Michael Lee, in his poem ‘Pass On’, notes “when we die, we go everywhere / there is always a breath of wind somewhere” – there is much of this feeling in Blandiana’s eulogy to her departed mother.
This collection strips back to the heart and muscle the poet’s understanding of her country, raising a fist towards the boundaries between physical and metaphysical, while exploring an the silence and space between people and between moments in life. There is a melancholy to much of the poems, but there is still hope and patience in the collection.
Everything is too far away,
Or else too close […]
We all live in a world where boundaries and divisions have become so commonplace, we barely notice how many we clamber over on any given day. Yet, Blandiana can still demonstrate the poignancy of boundaries, the ineffectuality of enforced division, can still speak to the heart of what is sad about separation without the bombast and rhetoric too often used in this area.

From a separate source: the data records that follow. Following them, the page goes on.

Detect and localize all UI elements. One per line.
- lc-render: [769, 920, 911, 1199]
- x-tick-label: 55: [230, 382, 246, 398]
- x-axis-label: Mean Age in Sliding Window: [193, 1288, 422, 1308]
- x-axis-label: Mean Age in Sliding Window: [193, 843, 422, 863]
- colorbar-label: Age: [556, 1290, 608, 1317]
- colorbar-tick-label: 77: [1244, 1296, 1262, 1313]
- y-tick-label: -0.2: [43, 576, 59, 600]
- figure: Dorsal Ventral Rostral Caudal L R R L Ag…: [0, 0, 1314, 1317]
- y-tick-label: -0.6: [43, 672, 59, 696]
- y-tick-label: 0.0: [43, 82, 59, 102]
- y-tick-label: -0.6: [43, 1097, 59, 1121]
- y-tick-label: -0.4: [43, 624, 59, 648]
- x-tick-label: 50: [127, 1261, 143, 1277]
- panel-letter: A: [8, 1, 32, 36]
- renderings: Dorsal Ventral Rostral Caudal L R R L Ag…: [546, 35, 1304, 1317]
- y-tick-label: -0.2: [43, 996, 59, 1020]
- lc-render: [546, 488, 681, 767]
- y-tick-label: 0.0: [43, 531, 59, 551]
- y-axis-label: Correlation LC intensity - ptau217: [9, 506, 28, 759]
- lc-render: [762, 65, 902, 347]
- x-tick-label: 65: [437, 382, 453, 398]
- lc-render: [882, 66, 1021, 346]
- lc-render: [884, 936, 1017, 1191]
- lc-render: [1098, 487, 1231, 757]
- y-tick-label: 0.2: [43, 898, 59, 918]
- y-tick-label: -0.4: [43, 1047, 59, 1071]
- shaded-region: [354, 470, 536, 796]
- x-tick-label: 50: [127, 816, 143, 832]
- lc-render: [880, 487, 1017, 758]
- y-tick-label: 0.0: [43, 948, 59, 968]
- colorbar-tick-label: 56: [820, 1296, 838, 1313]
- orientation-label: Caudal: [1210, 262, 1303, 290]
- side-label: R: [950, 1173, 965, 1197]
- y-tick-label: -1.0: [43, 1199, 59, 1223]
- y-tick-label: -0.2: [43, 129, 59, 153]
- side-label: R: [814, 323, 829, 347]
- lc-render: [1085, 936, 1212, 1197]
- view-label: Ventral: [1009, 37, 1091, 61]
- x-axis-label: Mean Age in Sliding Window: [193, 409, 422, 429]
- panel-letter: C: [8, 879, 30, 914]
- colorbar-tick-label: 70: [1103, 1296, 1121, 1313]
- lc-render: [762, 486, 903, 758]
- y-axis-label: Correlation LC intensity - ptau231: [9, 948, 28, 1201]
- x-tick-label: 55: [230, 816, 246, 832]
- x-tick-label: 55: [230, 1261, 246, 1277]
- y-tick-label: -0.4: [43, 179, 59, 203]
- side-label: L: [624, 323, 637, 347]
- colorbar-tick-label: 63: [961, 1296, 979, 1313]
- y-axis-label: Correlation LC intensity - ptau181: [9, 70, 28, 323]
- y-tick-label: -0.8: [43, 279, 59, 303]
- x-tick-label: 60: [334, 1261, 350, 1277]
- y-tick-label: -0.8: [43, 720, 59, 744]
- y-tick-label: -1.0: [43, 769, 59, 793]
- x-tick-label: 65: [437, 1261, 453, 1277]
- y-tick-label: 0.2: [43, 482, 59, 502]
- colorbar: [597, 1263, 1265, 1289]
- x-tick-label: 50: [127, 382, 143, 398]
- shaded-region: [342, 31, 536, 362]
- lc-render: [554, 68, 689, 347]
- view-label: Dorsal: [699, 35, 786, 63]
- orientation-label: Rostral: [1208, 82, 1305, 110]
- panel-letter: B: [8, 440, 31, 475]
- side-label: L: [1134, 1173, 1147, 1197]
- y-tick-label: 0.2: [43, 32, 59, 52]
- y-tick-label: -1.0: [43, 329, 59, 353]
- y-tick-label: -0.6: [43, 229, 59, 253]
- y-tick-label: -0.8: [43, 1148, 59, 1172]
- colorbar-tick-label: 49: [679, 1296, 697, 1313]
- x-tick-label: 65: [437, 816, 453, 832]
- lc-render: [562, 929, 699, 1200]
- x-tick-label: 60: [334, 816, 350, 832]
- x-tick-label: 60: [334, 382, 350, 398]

She is soft-spoken, yet each carefully chosen word is loaded with meaning, connotation and to move even a fraction out of place would cause the whole elaborately beautiful display to fall apart before both author and audience. Adam Falkner notes that poets spend time writing towards the silences in their life, exploring those areas not normally looked into; Blandiana embraces this concept with this collection. In the concluding poem ‘Country of Unease’, she acknowledges that “This is a country of unease” and asks:
Will I manage some day
To decipher the traces that no-one else can see
But that I know are there, and waiting
For me to write them out […]
There is something incredibly calming about spaces in the world, and there is something concrete about how Blandiana explores the spaces she knows. Her eloquence evokes a clear understanding of her world, and this eloquence connects all those who read these poems, no matter their origins.